The union version doesn't work because the standard only
allows you to inspect the common initial sequence of two structs.
What does it mean?
union X
{
int i;
char c[sizeof(int)];
};
X tmp;
1. "tmp" is aligned for "X::i" X::i (has offset zero)
2. "X::i" and "X::c" is started from the same memory adr
3. type "int" has "sizeof(int)" chars placed without holes - one by one
Why not?
C89 specifically required that only the most recently written member of
a union could be read, and violating this resulted in implementation-
defined behavior ("With on exception, if a member of a union object is
accessed after a value has been stored in a different member of the
object, the behavior is implementation-defined." $6.3.2.3). Interpreted
literally, that means the following code gives implementation defined
behavior:
union X {
int i;
float j;
};
int main() {
union X x;
int a;
x.i = 1;
x.j = 1.0;
x.i = 0;
a = x.i;
return 0;
}
Even though x.i was the most recently stored member when x.i is
accessed, the access to x.i does take place "after a value has been
stord in a different member of the object."

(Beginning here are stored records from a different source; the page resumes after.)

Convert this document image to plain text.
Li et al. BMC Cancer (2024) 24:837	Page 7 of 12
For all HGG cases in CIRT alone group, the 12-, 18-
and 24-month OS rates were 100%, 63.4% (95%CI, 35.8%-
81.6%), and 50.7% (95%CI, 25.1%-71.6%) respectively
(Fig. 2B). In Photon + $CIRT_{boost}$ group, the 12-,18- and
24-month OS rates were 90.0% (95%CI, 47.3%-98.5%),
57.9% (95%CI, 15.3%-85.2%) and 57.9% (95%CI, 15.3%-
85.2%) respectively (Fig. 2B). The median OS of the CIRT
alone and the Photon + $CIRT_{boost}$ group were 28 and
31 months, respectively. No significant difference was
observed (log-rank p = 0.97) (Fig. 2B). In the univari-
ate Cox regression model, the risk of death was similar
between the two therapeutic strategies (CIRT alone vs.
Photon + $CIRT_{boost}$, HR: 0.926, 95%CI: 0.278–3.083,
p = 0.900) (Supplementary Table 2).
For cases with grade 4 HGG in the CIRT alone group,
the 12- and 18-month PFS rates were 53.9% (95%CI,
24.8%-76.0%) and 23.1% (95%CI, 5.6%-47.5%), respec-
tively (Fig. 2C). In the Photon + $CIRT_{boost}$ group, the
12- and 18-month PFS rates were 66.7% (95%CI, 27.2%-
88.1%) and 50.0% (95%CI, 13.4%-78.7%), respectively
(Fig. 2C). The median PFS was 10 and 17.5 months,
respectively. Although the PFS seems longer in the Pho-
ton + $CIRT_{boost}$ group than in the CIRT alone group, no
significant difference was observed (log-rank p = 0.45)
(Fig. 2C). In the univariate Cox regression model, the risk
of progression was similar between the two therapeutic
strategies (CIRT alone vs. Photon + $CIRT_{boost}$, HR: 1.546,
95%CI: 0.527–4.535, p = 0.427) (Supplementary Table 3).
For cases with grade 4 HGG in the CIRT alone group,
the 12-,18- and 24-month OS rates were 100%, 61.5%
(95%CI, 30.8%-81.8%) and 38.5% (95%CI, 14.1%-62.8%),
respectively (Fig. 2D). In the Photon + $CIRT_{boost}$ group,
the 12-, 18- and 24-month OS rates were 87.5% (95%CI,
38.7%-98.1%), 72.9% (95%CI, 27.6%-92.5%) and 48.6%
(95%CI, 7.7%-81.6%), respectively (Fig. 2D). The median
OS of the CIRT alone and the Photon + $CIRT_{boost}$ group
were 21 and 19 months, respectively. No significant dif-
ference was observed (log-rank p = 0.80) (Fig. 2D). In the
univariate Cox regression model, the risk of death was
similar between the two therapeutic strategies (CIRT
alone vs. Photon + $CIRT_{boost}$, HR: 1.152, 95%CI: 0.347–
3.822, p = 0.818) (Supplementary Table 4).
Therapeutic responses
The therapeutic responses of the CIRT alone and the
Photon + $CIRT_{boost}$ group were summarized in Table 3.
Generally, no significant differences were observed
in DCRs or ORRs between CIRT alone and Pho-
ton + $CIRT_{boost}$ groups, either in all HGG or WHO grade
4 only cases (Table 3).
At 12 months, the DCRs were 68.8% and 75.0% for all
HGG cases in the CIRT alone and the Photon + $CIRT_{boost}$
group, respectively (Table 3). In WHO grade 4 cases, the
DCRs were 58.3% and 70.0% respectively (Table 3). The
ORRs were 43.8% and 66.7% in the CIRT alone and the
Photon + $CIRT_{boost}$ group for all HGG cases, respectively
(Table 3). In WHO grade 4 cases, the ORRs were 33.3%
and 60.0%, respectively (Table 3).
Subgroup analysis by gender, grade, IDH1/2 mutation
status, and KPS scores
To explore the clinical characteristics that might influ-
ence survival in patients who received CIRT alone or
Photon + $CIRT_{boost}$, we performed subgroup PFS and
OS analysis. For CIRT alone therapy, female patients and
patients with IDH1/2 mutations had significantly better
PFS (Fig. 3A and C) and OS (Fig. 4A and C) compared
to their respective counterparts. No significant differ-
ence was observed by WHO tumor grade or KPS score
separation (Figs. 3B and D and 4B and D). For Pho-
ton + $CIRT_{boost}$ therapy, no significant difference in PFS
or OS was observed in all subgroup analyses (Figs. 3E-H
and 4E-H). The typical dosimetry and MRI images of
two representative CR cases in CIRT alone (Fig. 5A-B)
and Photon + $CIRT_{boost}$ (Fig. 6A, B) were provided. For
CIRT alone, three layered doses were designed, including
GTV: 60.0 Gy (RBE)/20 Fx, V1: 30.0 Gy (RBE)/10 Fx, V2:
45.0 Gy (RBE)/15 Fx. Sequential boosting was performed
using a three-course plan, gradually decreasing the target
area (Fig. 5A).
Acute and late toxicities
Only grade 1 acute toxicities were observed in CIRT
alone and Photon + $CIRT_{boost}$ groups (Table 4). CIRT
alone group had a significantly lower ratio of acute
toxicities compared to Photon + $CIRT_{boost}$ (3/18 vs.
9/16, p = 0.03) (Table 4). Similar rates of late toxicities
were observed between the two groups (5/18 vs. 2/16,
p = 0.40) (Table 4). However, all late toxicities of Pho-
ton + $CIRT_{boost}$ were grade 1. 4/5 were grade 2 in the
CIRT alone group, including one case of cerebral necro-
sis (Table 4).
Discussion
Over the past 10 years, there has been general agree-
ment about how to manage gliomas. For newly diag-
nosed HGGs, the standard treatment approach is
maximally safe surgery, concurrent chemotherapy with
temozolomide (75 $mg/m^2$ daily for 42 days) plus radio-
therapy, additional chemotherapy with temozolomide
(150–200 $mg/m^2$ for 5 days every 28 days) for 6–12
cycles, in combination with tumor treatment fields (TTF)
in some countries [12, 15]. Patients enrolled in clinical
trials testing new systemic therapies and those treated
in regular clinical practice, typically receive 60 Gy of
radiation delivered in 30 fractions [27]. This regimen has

In both C++ and C99, this (explicit) requirement seems to have
disappeared (though both still contain language about a "special" rule
dispensing with the requirement on the common initial sequence, sort of
implying that the disappearance of the rule may not have been entirely
intentional). It's open to argument that the undefined behavior still
exists, simply because neither explicitly defines what happens when you
read from a different member than was last written.
OTOH, the standard explicitly requires that the storage for the objects
in the union overlap, and that the union be aligned so that a pointer to
the beginning of the union can be used to dereference any member (and
vice versa) -- and this is true in both C and C++. So the alignment is
guaranteed to work, but the type-pun (arguably) might not.
A reinterpret_cast (even if it looks like a C-style cast) usually has a
problem with alignment: even though everybody "knows" that char has no
alignment requirements, the standard doesn't seem to directly guarantee
it (then again, the required similarity between pointer to char and
pointer to void could be interpreted as such). If you put the int into
dynamically allocated memory, it guarantees that its first byte is
aligned to be accessed as a char, but the remainder still might not be.
The shift and mask method works for essentially any data, but it's
clumsy (at best) to make it entirely portable. You need to convert the
int to unsigned before you do right shifting, and you need to use
CHAR_BIT to figure out how many bits there are in a byte, and use that
as the basis for your mask, etc. Even with all that, you have to live
with the fact that the int could contain some padding bits, so you could
have some number of bits in the byte-by-byte representation that are
zero for all possible inputs.
AFAIK, the lack of portability of either the cast or the union method is
purely theoretical. None of the methods is what I'd call beautiful by
any means, though the (portable) version of the shift/mask method is
undoubtedly the longest, probably the ugliest, and the most likely to
involve extra instructions. Between the cast and the union, it's close
to a toss-up: neither guarantees portability (in C+++; the cast is semi-
portable in C99), but both are for all practical purposes. Both strike
me as ugly, though I think the cast is somewhat more so. The cast by
itself is fairly ugly, but when you add in the requirement to take the
address of the int, the cast that to pointer to char, then dereference
the resulting pointer, the whole is really pretty hideous (and the fact
that it's basically the only way to use a reinterpret_cast doesn't make
it any less hideous, IMO).
If possible, the real answer is to avoid all of the above, and simply
find an entirely different way to solve the problem.